Congratulations for your solutions to Hyeyoun Chung, age 17, St Paul's Girls' School, London; Royce Ferguson; Ang Zhi Ping, age 16; Yatir Halevi, age 17, Maccabim and Reut High-School, Israel; and Joe Nielson, Rowan Maclennon-Ryde and Elizabeth Brewster from Madras College, St Andrew's, Scotland.

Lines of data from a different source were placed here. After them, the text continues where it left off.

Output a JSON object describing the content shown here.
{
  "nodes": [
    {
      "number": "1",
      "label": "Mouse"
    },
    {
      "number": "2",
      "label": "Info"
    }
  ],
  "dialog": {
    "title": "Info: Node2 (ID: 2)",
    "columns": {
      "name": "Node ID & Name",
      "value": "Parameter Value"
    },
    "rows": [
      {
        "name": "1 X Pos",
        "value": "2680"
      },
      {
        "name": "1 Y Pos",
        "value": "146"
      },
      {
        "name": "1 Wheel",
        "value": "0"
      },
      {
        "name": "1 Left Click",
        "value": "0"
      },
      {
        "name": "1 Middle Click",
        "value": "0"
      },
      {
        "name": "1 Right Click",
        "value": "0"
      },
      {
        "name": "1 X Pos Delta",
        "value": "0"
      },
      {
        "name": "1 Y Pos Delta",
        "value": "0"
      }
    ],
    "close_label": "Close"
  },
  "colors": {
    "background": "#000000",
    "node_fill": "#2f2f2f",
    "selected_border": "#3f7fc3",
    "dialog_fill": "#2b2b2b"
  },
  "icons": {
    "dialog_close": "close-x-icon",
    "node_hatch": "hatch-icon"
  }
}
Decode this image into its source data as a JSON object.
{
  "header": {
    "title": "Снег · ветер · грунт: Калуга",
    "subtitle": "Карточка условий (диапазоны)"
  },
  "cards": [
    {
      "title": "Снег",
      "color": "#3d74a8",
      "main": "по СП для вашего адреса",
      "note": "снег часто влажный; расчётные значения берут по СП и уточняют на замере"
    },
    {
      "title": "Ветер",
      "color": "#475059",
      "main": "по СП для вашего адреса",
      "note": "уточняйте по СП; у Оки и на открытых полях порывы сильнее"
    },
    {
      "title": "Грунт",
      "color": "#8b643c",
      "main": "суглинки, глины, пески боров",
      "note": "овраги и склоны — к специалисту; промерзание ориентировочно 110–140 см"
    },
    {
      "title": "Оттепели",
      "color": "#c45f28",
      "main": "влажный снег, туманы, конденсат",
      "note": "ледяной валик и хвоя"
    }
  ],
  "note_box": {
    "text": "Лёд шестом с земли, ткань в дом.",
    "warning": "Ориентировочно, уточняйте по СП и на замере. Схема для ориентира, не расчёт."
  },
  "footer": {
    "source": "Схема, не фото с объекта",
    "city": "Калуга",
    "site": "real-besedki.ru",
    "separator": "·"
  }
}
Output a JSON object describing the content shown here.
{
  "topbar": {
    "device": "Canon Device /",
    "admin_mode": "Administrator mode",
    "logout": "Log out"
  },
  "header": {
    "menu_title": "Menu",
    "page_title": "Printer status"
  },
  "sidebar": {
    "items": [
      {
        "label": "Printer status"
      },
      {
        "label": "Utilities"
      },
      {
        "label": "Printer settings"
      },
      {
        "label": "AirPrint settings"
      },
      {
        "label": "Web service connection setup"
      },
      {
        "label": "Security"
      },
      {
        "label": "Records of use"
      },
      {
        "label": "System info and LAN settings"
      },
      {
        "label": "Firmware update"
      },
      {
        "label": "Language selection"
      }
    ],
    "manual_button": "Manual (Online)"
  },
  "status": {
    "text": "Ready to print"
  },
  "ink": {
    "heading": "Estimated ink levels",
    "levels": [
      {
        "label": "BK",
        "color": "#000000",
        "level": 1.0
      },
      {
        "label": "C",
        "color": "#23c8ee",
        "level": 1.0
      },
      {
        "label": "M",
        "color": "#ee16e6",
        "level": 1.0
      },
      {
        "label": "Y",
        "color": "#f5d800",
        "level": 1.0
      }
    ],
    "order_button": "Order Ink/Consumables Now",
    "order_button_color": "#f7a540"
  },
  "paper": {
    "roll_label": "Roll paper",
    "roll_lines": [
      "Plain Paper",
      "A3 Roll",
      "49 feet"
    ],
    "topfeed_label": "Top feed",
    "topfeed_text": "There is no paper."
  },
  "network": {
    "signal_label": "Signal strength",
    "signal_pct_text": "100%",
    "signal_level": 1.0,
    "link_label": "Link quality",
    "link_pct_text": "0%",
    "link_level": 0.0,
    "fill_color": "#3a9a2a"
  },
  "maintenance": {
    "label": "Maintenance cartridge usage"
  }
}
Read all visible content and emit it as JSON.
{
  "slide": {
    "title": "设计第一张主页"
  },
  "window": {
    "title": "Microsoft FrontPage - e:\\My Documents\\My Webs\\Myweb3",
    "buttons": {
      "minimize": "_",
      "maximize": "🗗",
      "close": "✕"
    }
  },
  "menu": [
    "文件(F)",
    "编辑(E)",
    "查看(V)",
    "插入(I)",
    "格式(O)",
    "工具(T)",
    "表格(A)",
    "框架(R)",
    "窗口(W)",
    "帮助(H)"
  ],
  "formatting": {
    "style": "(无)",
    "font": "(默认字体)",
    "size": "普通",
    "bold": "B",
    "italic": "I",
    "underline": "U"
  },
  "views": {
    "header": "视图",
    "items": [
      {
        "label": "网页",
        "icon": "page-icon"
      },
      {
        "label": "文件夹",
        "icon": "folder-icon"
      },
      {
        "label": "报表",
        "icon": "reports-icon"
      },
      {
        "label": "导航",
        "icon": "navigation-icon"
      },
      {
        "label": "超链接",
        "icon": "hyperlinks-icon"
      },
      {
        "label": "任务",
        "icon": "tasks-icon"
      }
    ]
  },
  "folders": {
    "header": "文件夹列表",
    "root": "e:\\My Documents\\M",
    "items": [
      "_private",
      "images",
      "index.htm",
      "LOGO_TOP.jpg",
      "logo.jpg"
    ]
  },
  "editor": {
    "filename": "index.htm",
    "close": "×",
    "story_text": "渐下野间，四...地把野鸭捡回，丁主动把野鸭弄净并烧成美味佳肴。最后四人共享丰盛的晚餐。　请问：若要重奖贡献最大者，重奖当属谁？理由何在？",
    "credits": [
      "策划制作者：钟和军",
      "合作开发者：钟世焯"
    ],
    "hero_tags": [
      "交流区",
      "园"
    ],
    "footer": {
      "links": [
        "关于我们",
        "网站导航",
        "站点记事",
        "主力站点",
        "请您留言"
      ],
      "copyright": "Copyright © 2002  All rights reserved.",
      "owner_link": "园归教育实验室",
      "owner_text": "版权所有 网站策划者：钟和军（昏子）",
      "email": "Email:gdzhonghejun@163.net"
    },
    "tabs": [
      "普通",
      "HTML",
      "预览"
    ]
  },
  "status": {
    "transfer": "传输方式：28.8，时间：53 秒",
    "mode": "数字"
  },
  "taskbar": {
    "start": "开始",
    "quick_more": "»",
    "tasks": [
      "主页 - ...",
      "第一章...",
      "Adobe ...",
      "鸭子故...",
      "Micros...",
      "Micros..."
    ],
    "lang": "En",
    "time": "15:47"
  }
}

The radius of the circle OA can be found by using the right triangle formed by $\mathrm{AB}=(1+(\sqrt{2})/2)$ and $\mathrm{BO}=(\sqrt{2})/2)$. Using Pythagorus' theorem, the radius is found to be $\mathrm{OA}=\sqrt{(}2+\sqrt{2})$ units and the area of the circle to be $\pi (2+\sqrt{2})$.

Now, connect the centre of the circle to the 8 points on it's circumference where the white meets red. This divides the white into circular sectors and quadrilaterals.

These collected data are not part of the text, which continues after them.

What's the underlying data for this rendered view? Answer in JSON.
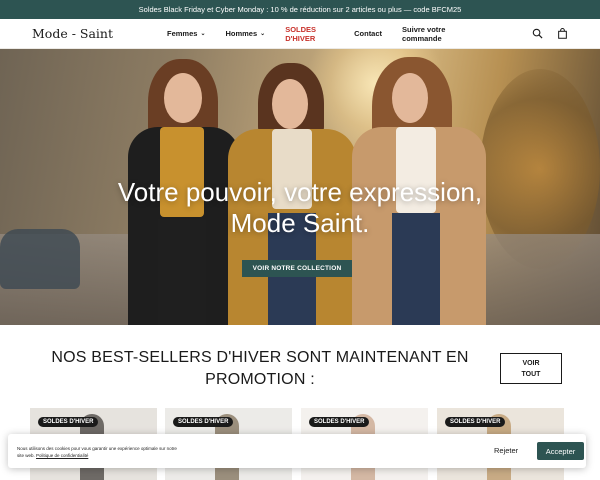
{
  "announcement": {
    "text": "Soldes Black Friday et Cyber Monday : 10 % de réduction sur 2 articles ou plus — code BFCM25"
  },
  "header": {
    "logo": "Mode - Saint",
    "nav": [
      {
        "label": "Femmes",
        "has_dropdown": true
      },
      {
        "label": "Hommes",
        "has_dropdown": true
      },
      {
        "label": "SOLDES D'HIVER",
        "has_dropdown": false,
        "highlight": "#c8312b"
      },
      {
        "label": "Contact",
        "has_dropdown": false
      },
      {
        "label": "Suivre votre commande",
        "has_dropdown": false
      }
    ],
    "icons": [
      "search-icon",
      "shopping-bag-icon"
    ]
  },
  "hero": {
    "title_line1": "Votre pouvoir, votre expression,",
    "title_line2": "Mode Saint.",
    "cta": "VOIR NOTRE COLLECTION"
  },
  "bestsellers": {
    "title": "NOS BEST-SELLERS D'HIVER SONT MAINTENANT EN PROMOTION :",
    "see_all_line1": "VOIR",
    "see_all_line2": "TOUT",
    "products": [
      {
        "badge": "SOLDES D'HIVER"
      },
      {
        "badge": "SOLDES D'HIVER"
      },
      {
        "badge": "SOLDES D'HIVER"
      },
      {
        "badge": "SOLDES D'HIVER"
      }
    ]
  },
  "cookie": {
    "text": "Nous utilisons des cookies pour vous garantir une expérience optimale sur notre site web.",
    "link": "Politique de confidentialité",
    "reject": "Rejeter",
    "accept": "Accepter"
  },
  "colors": {
    "brand": "#2d5452",
    "sale": "#c8312b",
    "badge": "#1a1a1a"
  }
}
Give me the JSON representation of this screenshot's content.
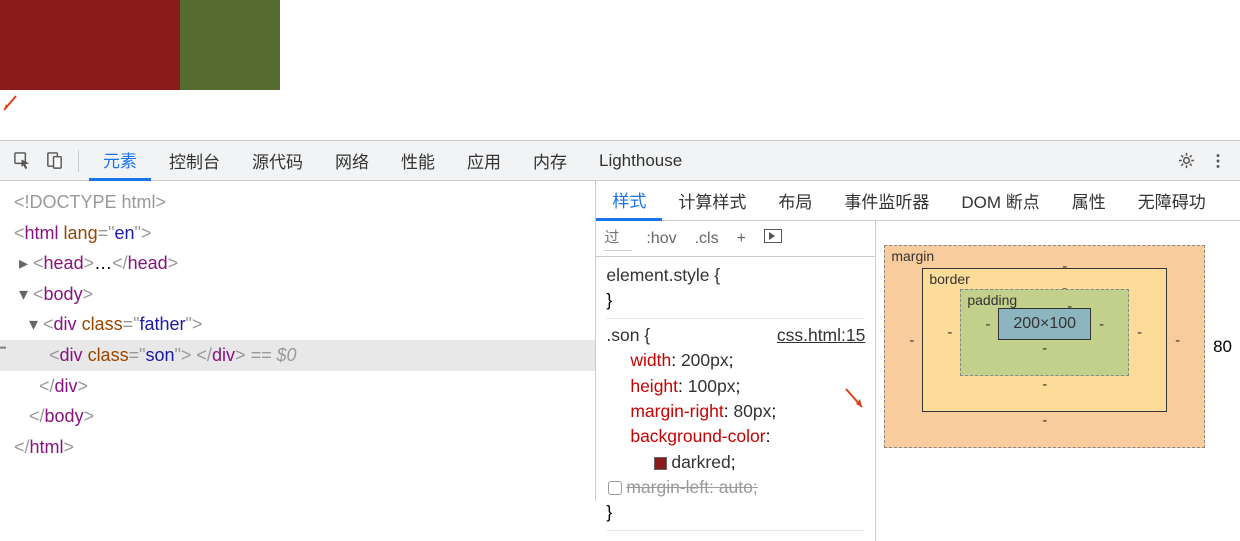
{
  "preview": {
    "father_color": "#556b2f",
    "son_color": "#8b1a1a"
  },
  "mainTabs": {
    "elements": "元素",
    "console": "控制台",
    "sources": "源代码",
    "network": "网络",
    "performance": "性能",
    "application": "应用",
    "memory": "内存",
    "lighthouse": "Lighthouse"
  },
  "dom": {
    "doctype": "<!DOCTYPE html>",
    "html_open": "<html lang=\"en\">",
    "head": "<head>…</head>",
    "body_open": "<body>",
    "father_open": "<div class=\"father\">",
    "son": "<div class=\"son\"> </div>",
    "eq0": " == $0",
    "div_close": "</div>",
    "body_close": "</body>",
    "html_close": "</html>"
  },
  "subTabs": {
    "styles": "样式",
    "computed": "计算样式",
    "layout": "布局",
    "listeners": "事件监听器",
    "dom_breakpoints": "DOM 断点",
    "properties": "属性",
    "accessibility": "无障碍功"
  },
  "stylesToolbar": {
    "filter": "过",
    "hov": ":hov",
    "cls": ".cls",
    "plus": "+"
  },
  "rules": {
    "element_style": "element.style {",
    "close_brace": "}",
    "son_selector": ".son {",
    "son_source": "css.html:15",
    "width_prop": "width",
    "width_val": "200px",
    "height_prop": "height",
    "height_val": "100px",
    "mr_prop": "margin-right",
    "mr_val": "80px",
    "bg_prop": "background-color",
    "bg_val": "darkred",
    "ml_prop": "margin-left",
    "ml_val": "auto"
  },
  "boxModel": {
    "margin_label": "margin",
    "border_label": "border",
    "padding_label": "padding",
    "content": "200×100",
    "margin_right": "80",
    "dash": "-"
  }
}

Using the cosine rule to find $\angle \mathrm{AOD}$ we have $\mathrm{AC}=\mathrm{CD}=1$ and so $\mathrm{AD}=\sqrt{2}$ and hence

${\displaystyle \cos \angle \mathrm{AOD}=\frac{{\mathrm{OA}}^2+{\mathrm{OD}}^2-{\mathrm{AD}}^2}{2\mathrm{OA}.\mathrm{OD}}=\frac{1}{\sqrt{2}}.}$

Hence $\angle \mathrm{AOD}=45$ degrees.

The area of the triangle $\mathrm{AOD}$ is

${\displaystyle \frac{1}{2}\mathrm{OA}\times \mathrm{OD}\times \sin \angle \mathrm{AOD}=\frac{\sqrt{2}}{4}(2+\sqrt{2}).}$

To find the area of the minor segment $\mathrm{AD}$ we subtract the area of triangle $\mathrm{AOD}$ from the area of sector $\mathrm{AOD}$ which gives

${\displaystyle \frac{\pi }{8}(2+\sqrt{2})-\frac{\sqrt{2}}{4}(2+\sqrt{2}).}$

To get the total red shaded area we now add the area of triangle $\mathrm{ACD}$ and multiply by 4 which gives:

${\displaystyle 4[\frac{\pi }{8}(2+\sqrt{2})-\frac{\sqrt{2}}{4}(2+\sqrt{2})+\frac{1}{2}]=\frac{\pi }{2}(2+\sqrt{2})-2\sqrt{2}\approx 2.535\hspace{1em}\mathrm{sq}.\hspace{1em}\mathrm{units}.}$